To complete the square, remember the formula for a square binomial:
[tex](x+a)^2=x^2+2ax+a^2[/tex]
The coefficient of the linear term is 2a. In this case:
[tex]x^2-x=4[/tex]
We can see that the coefficient of the linear term on the left member of the equation is -1. Then:
[tex]\begin{gathered} 2a=-1 \\ \Rightarrow a=-\frac{1}{2} \\ \Rightarrow a^2=\frac{1}{4} \end{gathered}[/tex]
Add and substract 1/4 to the left member of the equation:
[tex]x^2-x+\frac{1}{4}-\frac{1}{4}=4[/tex]
Since the first three terms of the left member correspond to a perfect square trinomial, then we can rewrite it as a square binomial:
[tex]\begin{gathered} x^2-x+\frac{1}{4}=(x-\frac{1}{2})^2 \\ \Rightarrow(x-\frac{1}{2})^2-\frac{1}{4}=4 \end{gathered}[/tex]
Add 1/4 to both sides of the equation:
[tex]\begin{gathered} \Rightarrow(x-\frac{1}{2})^2=4+\frac{1}{4} \\ \Rightarrow(x-\frac{1}{2})^2=\frac{17}{4} \end{gathered}[/tex]

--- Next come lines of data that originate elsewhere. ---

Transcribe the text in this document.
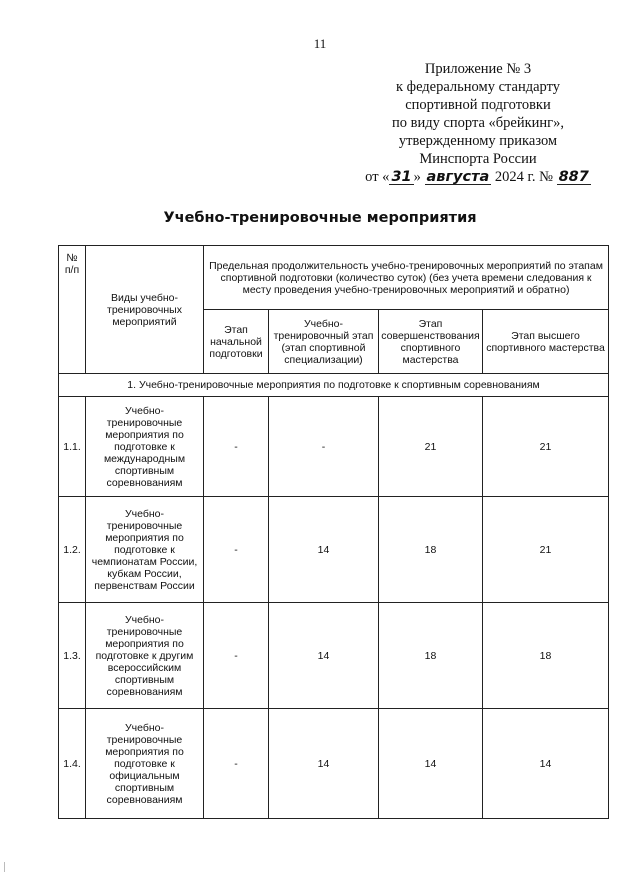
11
Приложение № 3
к федеральному стандарту
спортивной подготовки
по виду спорта «брейкинг»,
утвержденному приказом
Минспорта России
от « 31 » августа 2024 г. № 887
Учебно-тренировочные мероприятия
№ п/п	Виды учебно-тренировочных мероприятий	Предельная продолжительность учебно-тренировочных мероприятий по этапам спортивной подготовки (количество суток) (без учета времени следования к месту проведения учебно-тренировочных мероприятий и обратно)			
		Этап начальной подготовки	Учебно-тренировочный этап (этап спортивной специализации)	Этап совершенствования спортивного мастерства	Этап высшего спортивного мастерства
1. Учебно-тренировочные мероприятия по подготовке к спортивным соревнованиям					
1.1.	Учебно-тренировочные мероприятия по подготовке к международным спортивным соревнованиям	-	-	21	21
1.2.	Учебно-тренировочные мероприятия по подготовке к чемпионатам России, кубкам России, первенствам России	-	14	18	21
1.3.	Учебно-тренировочные мероприятия по подготовке к другим всероссийским спортивным соревнованиям	-	14	18	18
1.4.	Учебно-тренировочные мероприятия по подготовке к официальным спортивным соревнованиям	-	14	14	14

Take the square root to both sides of the equation:
[tex]\begin{gathered} \Rightarrow\sqrt[]{(x-\frac{1}{2})^2}=\sqrt[]{\frac{17}{4}} \\ \Rightarrow x-\frac{1}{2}=\pm\frac{\sqrt[]{17}}{2} \\ \Rightarrow x=\pm\frac{\sqrt[]{17}}{2}+\frac{1}{2} \end{gathered}[/tex]
Therefore, the answer is:
[tex]x=\pm\frac{\sqrt[]{17}}{2}+\frac{1}{2}[/tex]